Revenge is a dish best served cold

Today is Judgment Day. The court will decide on the punishment of Amir Ajmal Kasab, the convicted killer who along with his associates snuffed out the lives of 166 innocent people and maimed 308. There have been insistent calls for a death sentence from victims’ kin and an outraged public; the public prosecutor, Ujjwal Nikam, termed Kasab a monster and declared that his execution would deter more acts of terrorism.
An argument could be made to say that a Kasab alive would serve us better than one dead. But there is the matter of the crime, committed with brazenness and brutality and the issue of the price that must be paid for killing so many innocents. If the law demands his head, so be it. Considering the fair and dignified manner in which the trial has been conducted, we can only expect a reasoned and fit decision from Judge M.L. Tahilyani.
Nikam’s description of him as a “killing machine” is apt, since conscience and compassion was wiped out from his brain. Actually, Kasab was a mere cog in the machine. The real machine— the Lashkar-e-Tayyeba— continues to flourish in Pakistan, brainwashing more young men, and arming and equipping them to wreak more mayhem. We know some of the names, Hafiz Muhammad Saeed, Zakiur Rehman Lakhvi, but the others are nom de guerres— Yousaf aka Muzammil Butt, Abu Hamza, Abu Qahfa, Usman, Rashid Abdullah, Sajid Mir, Major Iqbal, and the shadowy “Major General” and Col Sadatullah of the Signals Communications Organisation of the Pakistan Army.

Goals

India needs to set two goals for itself in the wake of the Mumbai massacre—avenging the deaths of the innocents and preventing the recurrence of another attack. Both objectives are interlinked, but there should be no doubt that the second one is paramount. Success in rooting out the terror network will be the best revenge for the Mumbai attack and for that we need to adopt an integrated strategy which will use all the instruments at our command—military, intelligence, diplomatic and financial. The strategy will have to have a short and a longer term perspective.
Some of the elements of the short-term process have already been set in motion— better intelligence coordination, the ability to react more quickly to another Mumbai-type attack and so on.




But everyone knows that even now we are a long way off from achieving the goal of ensuring that India’s borders are not so easily breached.

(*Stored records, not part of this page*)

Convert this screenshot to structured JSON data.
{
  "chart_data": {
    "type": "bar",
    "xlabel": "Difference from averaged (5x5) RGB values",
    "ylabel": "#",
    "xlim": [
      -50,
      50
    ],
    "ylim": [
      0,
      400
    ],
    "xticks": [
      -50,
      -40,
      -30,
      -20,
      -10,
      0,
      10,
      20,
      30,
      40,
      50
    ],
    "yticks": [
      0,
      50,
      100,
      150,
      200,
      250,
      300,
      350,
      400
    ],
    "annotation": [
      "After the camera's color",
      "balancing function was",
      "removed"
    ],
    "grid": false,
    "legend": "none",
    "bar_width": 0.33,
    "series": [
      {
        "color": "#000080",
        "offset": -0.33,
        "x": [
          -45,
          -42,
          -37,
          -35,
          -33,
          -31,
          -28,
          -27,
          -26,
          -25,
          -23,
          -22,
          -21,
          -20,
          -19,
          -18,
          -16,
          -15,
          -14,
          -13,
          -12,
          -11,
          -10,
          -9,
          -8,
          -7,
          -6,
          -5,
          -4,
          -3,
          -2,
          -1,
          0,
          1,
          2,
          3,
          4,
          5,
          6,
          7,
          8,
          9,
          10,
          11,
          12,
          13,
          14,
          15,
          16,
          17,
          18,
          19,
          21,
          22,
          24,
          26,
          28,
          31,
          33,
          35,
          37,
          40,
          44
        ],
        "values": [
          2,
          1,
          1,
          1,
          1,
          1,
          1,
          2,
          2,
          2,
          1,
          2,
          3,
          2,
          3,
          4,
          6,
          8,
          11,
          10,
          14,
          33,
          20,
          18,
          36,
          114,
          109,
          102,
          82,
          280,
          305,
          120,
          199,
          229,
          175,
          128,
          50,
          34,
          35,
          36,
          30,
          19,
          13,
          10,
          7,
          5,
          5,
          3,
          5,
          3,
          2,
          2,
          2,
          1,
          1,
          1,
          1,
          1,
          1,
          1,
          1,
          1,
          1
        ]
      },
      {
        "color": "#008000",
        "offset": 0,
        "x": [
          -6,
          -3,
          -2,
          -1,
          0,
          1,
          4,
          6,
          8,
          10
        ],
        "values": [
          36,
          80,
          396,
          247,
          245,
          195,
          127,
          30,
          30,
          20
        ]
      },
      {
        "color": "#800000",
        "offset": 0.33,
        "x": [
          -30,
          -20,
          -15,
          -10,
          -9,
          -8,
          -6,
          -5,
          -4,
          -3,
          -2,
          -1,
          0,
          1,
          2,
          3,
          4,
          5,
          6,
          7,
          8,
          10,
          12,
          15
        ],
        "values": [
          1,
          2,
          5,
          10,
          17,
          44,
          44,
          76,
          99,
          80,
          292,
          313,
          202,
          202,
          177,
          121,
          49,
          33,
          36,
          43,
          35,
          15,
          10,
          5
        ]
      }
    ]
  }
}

Given the open borders at Nepal and Bangladesh, we need a lot of diplomatic and intelligence work to ensure that terrorists from Pakistan do not find it easy to use the Kathmandu or Dhaka option. There is a great deal of work as yet to be done in securing our 7,500 km long coastline. It will take at least five years and a lot of hard work to ensure that small fishing boats cannot slip in to land terrorist commando teams on the Indian shore. This requires enhanced policing with a triple layer—Navy, Coast Guard and State police—cordon along our maritime boundary.
The Multi-Agency Centre has gotten going but it still requires a lot of effort to ensure that a varied group of people— Intelligence Bureau, Research & Analysis Wing, economic intelligence organisations, military intelligence, state intelligence services—can work as a single team. On paper this looks simple, but habits of a life-time which include a fierce turf mentality are not so easily overcome.
The MAC is expected to evolve into a National Counter-Terrorism Centre. Again, it is important not to be fooled by paper achievement. The US had one going for the past three years, yet, the centre failed to pick up the most obvious clues left by Umar Abdulmuttalab, the underwear bomber. The ultimate proof of the pudding will be in its eating.

Police

Lamentably, the biggest failure remains at the bottom of the security pyramid. The policing system in this country remains unchanged. It is corrupt, illiterate and brutal. Policemen who are on the take and are involved in criminal acts can hardly be the instruments to fight the subtle and sinister forces of terrorism. People talk of police reform and structural changes, but there is the simple issue of humanising the policeman who instead of seeing service to citizens as a duty, sees them as a potential target for exploitation.
Strengthening fortress India is, no doubt, a major challenge. But only diplomacy of the benign and the coercive variety can be the genuine game-changer. And the game that needs to be changed is called Pakistan. As we have learnt, most recently from the Times Square bomber, Pakistan is both the fountainhead and sanctuary for international terrorism. Faisal Shehzad emerged from a Waziristan training camp to go to the US and launch his strike, and after that he sought to flee back to Pakistan, a country where he would have presumably found sanctuary, which may not have been officially sanctioned as in the case of terrorists who attack India, but at least from those who sent him out in the first place.

Pakistan

New Delhi is involved in a complex exercise in engaging Pakistan even while seeking to contain Islamabad’s proclivity to use terrorism as an instrument of state policy, or at least to tolerate the activities of those terrorists who are inimical to India. Pakistan of today is not the same as that of 2007 when we were able to come close to a solution for the Jammu & Kashmir dispute and get a sharp reduction of the movement of terrorists across the Line of Control. The Pakistan of 2010 is more conflicted and confusing.
At one level no one seems to be in-charge, at the other the process of the restoration of a civilian government seems to be under way. Then, on one hand, the Pakistan Army is permitting terrorists to cross the LoC in larger numbers, on the other, it is itself involved in a mortal conflict with the god-fathers of those terrorists in Waziristan. One part of the cocky GHQ expects that with the Americans under control things will soon be back to the halcyon days of the late 1990s when they ran the regime in Kabul. But there are quite a few who know that the Taliban of today are not the same as the ones who angered the world by wantonly destroying the Bamiyan Buddhas and that a Taliban government could prove to be more than a handful for Islamabad, especially if the latter is not able to ensure that its writ runs in the Tribal Areas of Pakistan.
India needs to factor in these issues whether talking to or building up pressure against Pakistan. India’s real revenge will be in helping the transformation of Pakistan into a normal society, one that no longer takes pride in jihadi gunmen, leave alone provide them training and shelter.